I still get my time with my owners, they still pet me, say hello to me, and let me drink water out of the fish bowl, I mean, I have a pretty good life. I see those strays on the street, going in my trash can. I shudder at the thought of being out in the rain. It must be terrifying.

And now, now, they have gone over the top. I heard them coming home yesterday, almost got off the couch to greet them, but was just too comfy, and then the door opens and in with them comes this ugly creature. I have heard them say, 'oh he is so ugly he is cute...he is so well behaved...look how much the children love him...' Yeah, shove it.They call him Stanley. What kind of name is that? Stanley. If I have anything to do about it he is going to be Flat Stanley. This thing snorts all the time, and is all in my face wanting to be my friend. He's lucky I don't have those claws, those bug eyes of his would be lying on the floor. He actually had the audacity to sleep with me and my owners last night. What was that all about? And they didn't even care! They say to to the children he is just here for a little vacation. I know what the real plan is, I know that if he works out, he is going to come back for good. His owners are planning to move away across the country, and he is going to go and move in here.

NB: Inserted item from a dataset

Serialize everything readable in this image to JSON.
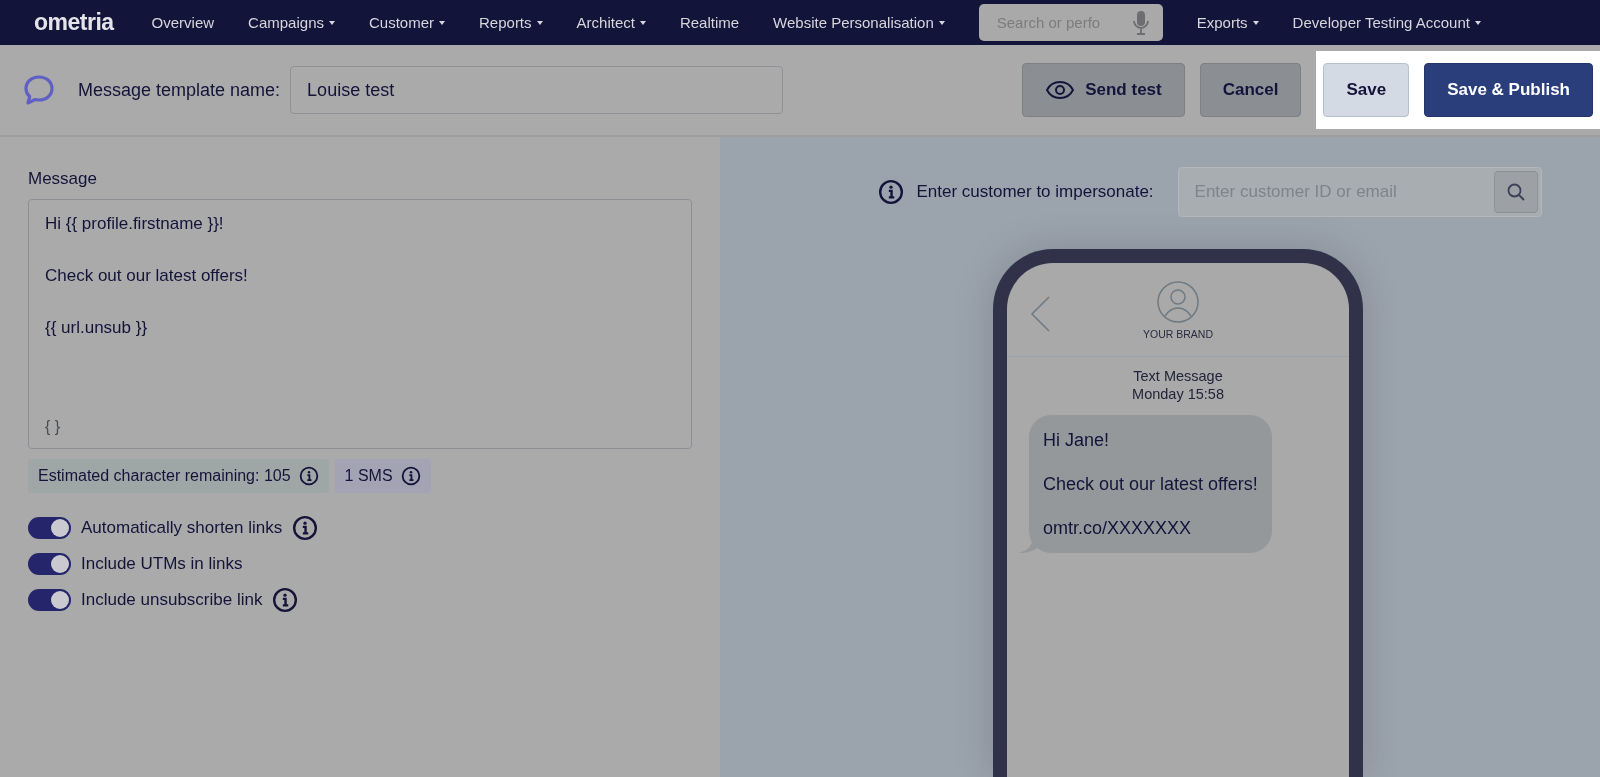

It's going to be a long weekend, but somebody has to do it. I am going to make the dog bark its head off and crap on the floor, then it will be shipped back, with no return address. I haven't been so successful so far, they brought him home some treats. But mark my words. It's on.


  1. Pugs are AWESOME!!! We have one. Zoe. She's the best. Great with the kids and just an all around awesome dog. GO STANLEY!!!

  2. we do love him. he definitly fits right in and is so easy. so helpful that he is over the puppy stage and all that comes with that. he is 1.5 years old. but the snorting and snoring is hysterical. sometimes i think he is having an asthma attack or something!